The Boeing 737 Max is a great platform. Its problems will be fixed and it will log countless hours of safe flying. But the tragic crashes of the two aircraft teach us something profound about the limits of automation, something that we should pay attention to. What these failures tell us is that the current state of computing provides adequate solutions for systems that operate in highly stable and predictable environments such as factory floors and checkout counters. Aircraft and long-haul trucks are examples of systems that do not operate in regimes that allow safe operation under a fully automated regime.
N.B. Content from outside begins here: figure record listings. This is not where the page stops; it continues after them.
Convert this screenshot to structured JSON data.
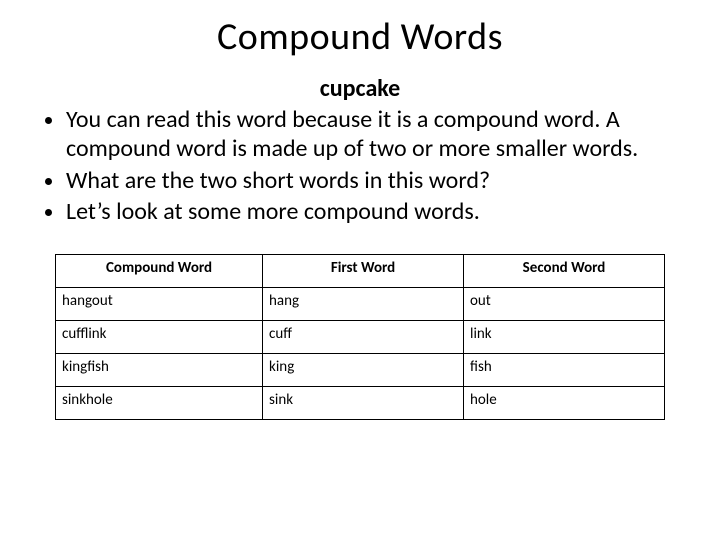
{
  "title": "Compound Words",
  "example_word": "cupcake",
  "bullets": [
    "You can read this word because it is a compound word. A compound word is made up of two or more smaller words.",
    "What are the two short words in this word?",
    "Let’s look at some more compound words."
  ],
  "table": {
    "columns": [
      "Compound Word",
      "First Word",
      "Second Word"
    ],
    "rows": [
      [
        "hangout",
        "hang",
        "out"
      ],
      [
        "cufflink",
        "cuff",
        "link"
      ],
      [
        "kingfish",
        "king",
        "fish"
      ],
      [
        "sinkhole",
        "sink",
        "hole"
      ]
    ],
    "border_color": "#000000",
    "header_fontsize": 15,
    "cell_fontsize": 15,
    "column_widths_pct": [
      34,
      33,
      33
    ]
  },
  "title_fontsize": 38,
  "example_fontsize": 24,
  "bullet_fontsize": 24,
  "background_color": "#ffffff",
  "text_color": "#000000"
}
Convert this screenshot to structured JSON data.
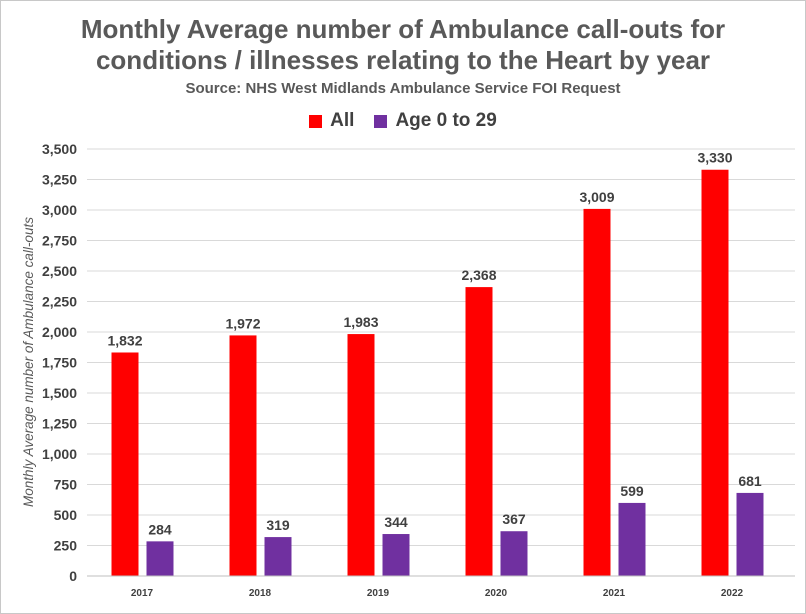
{
  "chart_data": {
    "type": "bar",
    "title": "Monthly Average number of Ambulance call-outs for conditions / illnesses relating to the Heart by year",
    "title_lines": [
      "Monthly Average number of Ambulance call-outs for",
      "conditions / illnesses relating to the Heart by year"
    ],
    "subtitle": "Source: NHS West Midlands Ambulance Service FOI Request",
    "xlabel": "",
    "ylabel": "Monthly Average number of Ambulance call-outs",
    "categories": [
      "2017",
      "2018",
      "2019",
      "2020",
      "2021",
      "2022"
    ],
    "series": [
      {
        "name": "All",
        "color": "#ff0000",
        "values": [
          1832,
          1972,
          1983,
          2368,
          3009,
          3330
        ],
        "labels": [
          "1,832",
          "1,972",
          "1,983",
          "2,368",
          "3,009",
          "3,330"
        ]
      },
      {
        "name": "Age 0 to 29",
        "color": "#7030a0",
        "values": [
          284,
          319,
          344,
          367,
          599,
          681
        ],
        "labels": [
          "284",
          "319",
          "344",
          "367",
          "599",
          "681"
        ]
      }
    ],
    "ylim": [
      0,
      3500
    ],
    "yticks": [
      0,
      250,
      500,
      750,
      1000,
      1250,
      1500,
      1750,
      2000,
      2250,
      2500,
      2750,
      3000,
      3250,
      3500
    ],
    "ytick_labels": [
      "0",
      "250",
      "500",
      "750",
      "1,000",
      "1,250",
      "1,500",
      "1,750",
      "2,000",
      "2,250",
      "2,500",
      "2,750",
      "3,000",
      "3,250",
      "3,500"
    ],
    "grid": true,
    "legend_position": "top"
  }
}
This is because their interaction with a highly variable and unpredictable environment presents a nearly infinite set of variables that can only be processed by operators that are sufficiently trained and experienced to possess in their human brains an intuitive matrix, a constantly updated lookup table, one that they can rely on to come up with safe and effective solutions for each unique situation. Each solution is unique. None is the same as before. Each adds to the operator experience.

Remotely piloted airplanes called drones, are of course, another matter. They are flown by qualified pilots and carry no human beings. But when actual aircraft are concerned, we must resist the cost-cutting pressures to convert pilots from highly trained, experienced, and compensated professionals into data entry and customer service specialists with gold stripes. We must equally resist the hype, promoted by scaremongering politicians, as to the current state of the art of automation. There is not much in common between checking you out at Walmart, or spot welding your automobile in a climate-controlled factory floor and piloting an aircraft or welding two pieces of steel together on an oil rig in the middle of a blizzard. Our technology is very far away from autonomously and safely operating out in the environment and we’d better keep that in mind. Go to flight school, become a welder. Your job will be safe for your lifetime.